2. Sentences . — The construction of these is loose, not periodic; i.e. the qualifying clauses are not, as a rule, included within the sentence, but are "tacked on" afterwards. The periodic style has its own advantages over the loose; but the loose manner suggests the case of conversation, and is better adapted to informal arguments and descriptions.
3. Paragraphs . — In careful prose-writing each paragraph forms a separate whole: it has a central thought which gives it unity. It will be a good exercise to test our grasp of some of these essays by trying whether we can compress into a single sentence the main substance of each paragraph. But we must remember that Addison's method was deliberately discursive — to imitate the freedom with which conversation plays round and about a subject — and we must not expect to condense as successfully as we might if we applied the same process to a formal treatise.
4. Ornaments of Style . — These are apt to draw away attention from the matter to the manner, and the "middle style," which aims at simple and clear expression, uses them sparingly. Addison was fully alive to the beauty of Metaphor.
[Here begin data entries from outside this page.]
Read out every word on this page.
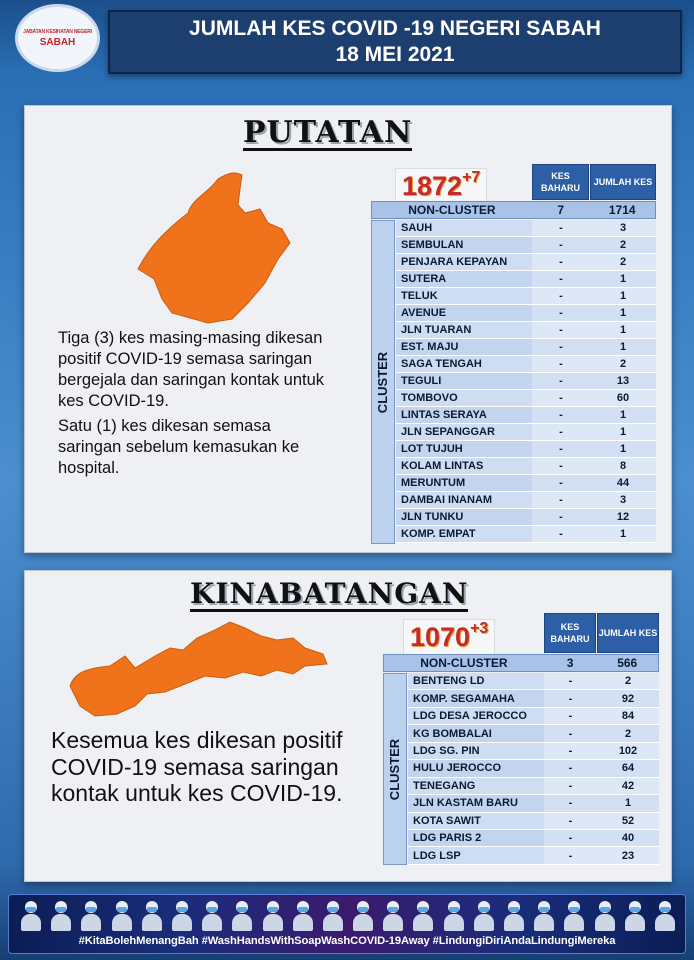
JABATAN KESIHATAN NEGERI
SABAH
JUMLAH KES COVID -19 NEGERI SABAH
18 MEI 2021
PUTATAN

Tiga (3) kes masing-masing dikesan positif COVID-19 semasa saringan bergejala dan saringan kontak untuk kes COVID-19.

Satu (1) kes dikesan semasa saringan sebelum kemasukan ke hospital.

$1872^{+7}$	KES BAHARU
JUMLAH KES
NON-CLUSTER	7	1714
CLUSTER
SAUH	-	3
SEMBULAN	-	2
PENJARA KEPAYAN	-	2
SUTERA	-	1
TELUK	-	1
AVENUE	-	1
JLN TUARAN	-	1
EST. MAJU	-	1
SAGA TENGAH	-	2
TEGULI	-	13
TOMBOVO	-	60
LINTAS SERAYA	-	1
JLN SEPANGGAR	-	1
LOT TUJUH	-	1
KOLAM LINTAS	-	8
MERUNTUM	-	44
DAMBAI INANAM	-	3
JLN TUNKU	-	12
KOMP. EMPAT	-	1
KINABATANGAN
Kesemua kes dikesan positif COVID-19 semasa saringan kontak untuk kes COVID-19.
$1070^{+3}$	KES BAHARU
JUMLAH KES
NON-CLUSTER	3	566
CLUSTER
BENTENG LD	-	2
KOMP. SEGAMAHA	-	92
LDG DESA JEROCCO	-	84
KG BOMBALAI	-	2
LDG SG. PIN	-	102
HULU JEROCCO	-	64
TENEGANG	-	42
JLN KASTAM BARU	-	1
KOTA SAWIT	-	52
LDG PARIS 2	-	40
LDG LSP	-	23
#KitaBolehMenangBah #WashHandsWithSoapWashCOVID-19Away #LindungiDiriAndaLindungiMereka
"A noble metaphor," he said, "when it is placed to an advantage, casts a kind of glory round it, and darts a lustre through a whole sentence."
A good example of a simple metaphor finely used occurs on p. 65, line 27:
"it is very unhappy for a man to be born in such a stormy amid tempestuous season."
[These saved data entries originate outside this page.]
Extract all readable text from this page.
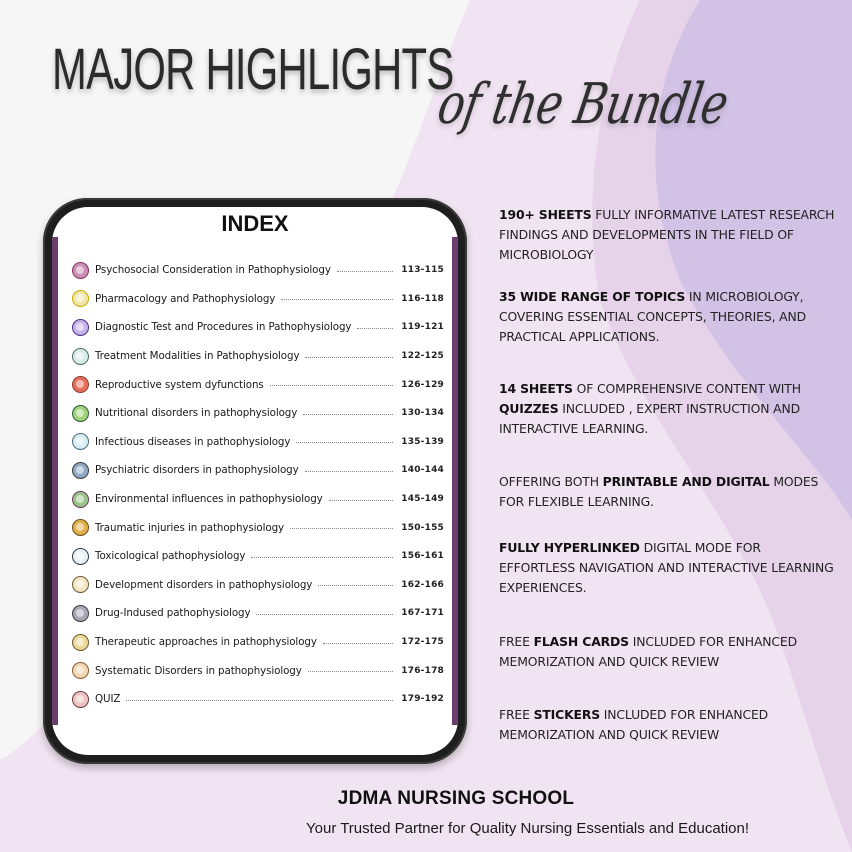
MAJOR HIGHLIGHTS
of the Bundle
INDEX
Psychosocial Consideration in Pathophysiology	113-115
Pharmacology and Pathophysiology	116-118
Diagnostic Test and Procedures in Pathophysiology	119-121
Treatment Modalities in Pathophysiology	122-125
Reproductive system dyfunctions	126-129
Nutritional disorders in pathophysiology	130-134
Infectious diseases in pathophysiology	135-139
Psychiatric disorders in pathophysiology	140-144
Environmental influences in pathophysiology	145-149
Traumatic injuries in pathophysiology	150-155
Toxicological pathophysiology	156-161
Development disorders in pathophysiology	162-166
Drug-Indused pathophysiology	167-171
Therapeutic approaches in pathophysiology	172-175
Systematic Disorders in pathophysiology	176-178
QUIZ	179-192
190+ SHEETS FULLY INFORMATIVE LATEST RESEARCH FINDINGS AND DEVELOPMENTS IN THE FIELD OF MICROBIOLOGY
35 WIDE RANGE OF TOPICS IN MICROBIOLOGY, COVERING ESSENTIAL CONCEPTS, THEORIES, AND PRACTICAL APPLICATIONS.
14 SHEETS OF COMPREHENSIVE CONTENT WITH QUIZZES INCLUDED , EXPERT INSTRUCTION AND INTERACTIVE LEARNING.
OFFERING BOTH PRINTABLE AND DIGITAL MODES FOR FLEXIBLE LEARNING.
FULLY HYPERLINKED DIGITAL MODE FOR EFFORTLESS NAVIGATION AND INTERACTIVE LEARNING EXPERIENCES.
FREE FLASH CARDS INCLUDED FOR ENHANCED MEMORIZATION AND QUICK REVIEW
FREE STICKERS INCLUDED FOR ENHANCED MEMORIZATION AND QUICK REVIEW
JDMA NURSING SCHOOL
Your Trusted Partner for Quality Nursing Essentials and Education!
Metaphors are most frequent in such allegorical essays as "Wisdom and Riches" No. 23.). Very noticeable is his humorous use of Similes:Whigs and Tories "engage when they meet as naturally as the elephant and the rhinoceros" (p. 46, 1. 32); cp. No. 3. throughout. The poetical use of Abstract for Concrete occurs appropriately in the elevated paragraph on p. 42:
"How beauty, strength and youth, with old age, weakness and deformity, lay undistinguished in the same promiscuous heap of matter."
Without being learned, or making pretensions to learning, Addison adds to the value and beauty of his essays by his wonderfuly apt Quotations from and Allusions to noble passages in literature. Homer, Virgil, Xenophon, Plutarch, Cicero (for "an old Greek or Latin author weighed down a whole library of moderns," p. 93) are laid under contribution; and of English writers Milton, Bacon, and Dryden. He makes many quotations from the Apocrypha.
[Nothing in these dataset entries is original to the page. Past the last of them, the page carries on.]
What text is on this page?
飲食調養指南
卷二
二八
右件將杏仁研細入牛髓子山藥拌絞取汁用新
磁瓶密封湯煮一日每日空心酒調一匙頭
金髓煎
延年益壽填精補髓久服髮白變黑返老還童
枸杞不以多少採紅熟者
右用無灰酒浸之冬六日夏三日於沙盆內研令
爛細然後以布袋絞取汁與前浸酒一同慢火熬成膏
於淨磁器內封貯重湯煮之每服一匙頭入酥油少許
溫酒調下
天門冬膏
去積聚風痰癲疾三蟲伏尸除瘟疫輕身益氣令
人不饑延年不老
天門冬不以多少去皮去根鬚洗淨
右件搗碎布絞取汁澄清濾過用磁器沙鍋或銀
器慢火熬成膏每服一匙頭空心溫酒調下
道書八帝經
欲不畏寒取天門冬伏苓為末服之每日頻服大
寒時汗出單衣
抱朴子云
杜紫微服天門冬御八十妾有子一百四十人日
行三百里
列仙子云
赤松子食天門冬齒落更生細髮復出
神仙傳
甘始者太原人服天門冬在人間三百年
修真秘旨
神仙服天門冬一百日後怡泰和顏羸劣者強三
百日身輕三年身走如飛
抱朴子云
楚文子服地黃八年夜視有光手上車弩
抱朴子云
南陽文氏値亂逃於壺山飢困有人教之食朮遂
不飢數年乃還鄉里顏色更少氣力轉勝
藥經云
5. Qualities of Style . — (l) Clearness was a virtue which Addison esteemed highly, and in which his own writing excels. No doubt his lucidity is partly due to the absence of profound, difficult, or complex thought. When a writer is struggling to express what has never been expressed in words before, obscurity is sometimes unavoidable. (2) The ease of Addison's manner has been mentioned: Prof. Courthope calls it "that perfection of well-bred ease which arises from a complete understanding between an author and his audience." It is this quality that makes Addison so perfect a model for the writing of essays. But the ease does not imply carelessness : there is evidence that it was achieved by considerable pains. (3) The delicious humour of the Coverley papers, and of others that describe contemporary manners, has contributed more than anything else to Addison's permanent popularity. (4) A special feature of this humour is the irony with which absurdities are gravely related as if they were quite natural and reasonable: e.g. the paper on Opera Lions, or the attribution of the writing of Greek and Hebrew epitaphs to modesty (p. 42, 1. 29). (5) The "rich and delicate fancy" of the loftier allegories, of the best Coverley papers, of the 'Adventures of a Shilling', is closely akin to poetic imagination. (6) Pathos he uses with great effect, though with admirable restraint. He does not "wear his heart upon the sleeve"; yet few meditations are more touching than the reflections in the Abbey, few pages in English literature more genuinely moving than that which records Sir Roger's death.
7. Addison's Aim in his Essays . — This is best described in Essay No. 7. Addison used the new literary form of the newspaper to educate the society of his day — to improve the morals of the upper class and the manners of the middle class. The dramatic fiction of the Spectator's Club assisted him in his design to criticise the life of the metropolis, to show how the coffee-houses of the day — there were three thousand of them in London alone — might become centres of an ideal social intercourse, and how women, too, might learn to despise frivolity and "join the beauties of the mind to the ornaments of dress."